Outmoded conservatism? Or revolutionary critique? For obvious reasons, this strand of Gandhian thought sits uneasily with many modern readers. The Gandhi of Hind Swaraj is unflinching in his assessments, unrelenting in his commitment to his ideals, and exercises what can only be described as “tough love” toward his fellow men. Consider his famous critique of the railways. Modern transportation apparatuses, he said, not only bring people into contact with those with whom they need not interact, but it also results in an undervaluation of the significance of distant journeys: “If we did not rush about from place to place by means of railways and such other maddening conveniences, much of the confusion that arises would be obviated.”

In a globalized world of Skype-users and frequent fliers, Gandhi’s anti-cosmopolitanism is almost laughable.

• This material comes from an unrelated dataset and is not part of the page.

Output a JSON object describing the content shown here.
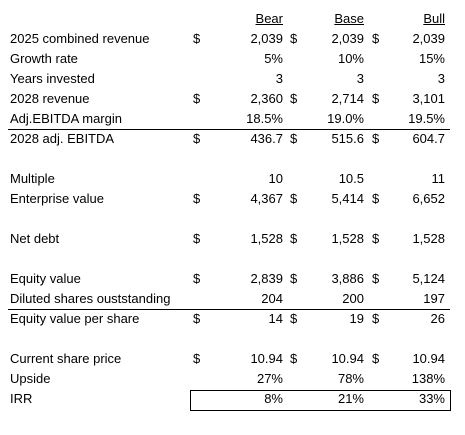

And yet, who could argue that our modern minds are not occupied, distracted, and exhausted by inessential and destructive things? If anything, Gandhi’s caution reminds us how essential it is to practice civility in a world of boundless confusion and maddening convenience. A world in which it is all too easy to push a button here and effect chaos there, to fly a plane into a tower here and begin a war there.

Skaria specifically urges us to think with Gandhi in terms of our relationships to our neighbors; the historian interprets ahimsa, commonly translated as “nonviolence,” as a philosophy of neighborliness. How might the understanding of Gandhi’s legacy as one of neighborliness, and not simply one of nonviolence, change the way we think about the Mahatma? What would it mean, then, to try to live as Gandhi would have us live, to do as Gandhi would have us do, to serve as Gandhi would have us serve?

For starters, it would mean inhabiting a critical stance toward modern convenience and communication. It would mean seeking justice in relation to our neighbors, not just in campaigns against our far-flung enemies. And it would mean returning, at last, from the hunt to the hearth.

Ragini Tharoor Srinivasan is a Ph.D. student in the Department of Rhetoric at the University of California, Berkeley.

Ragini Tharoor Srinivasan has been a regular contributor to India Currents since 2001.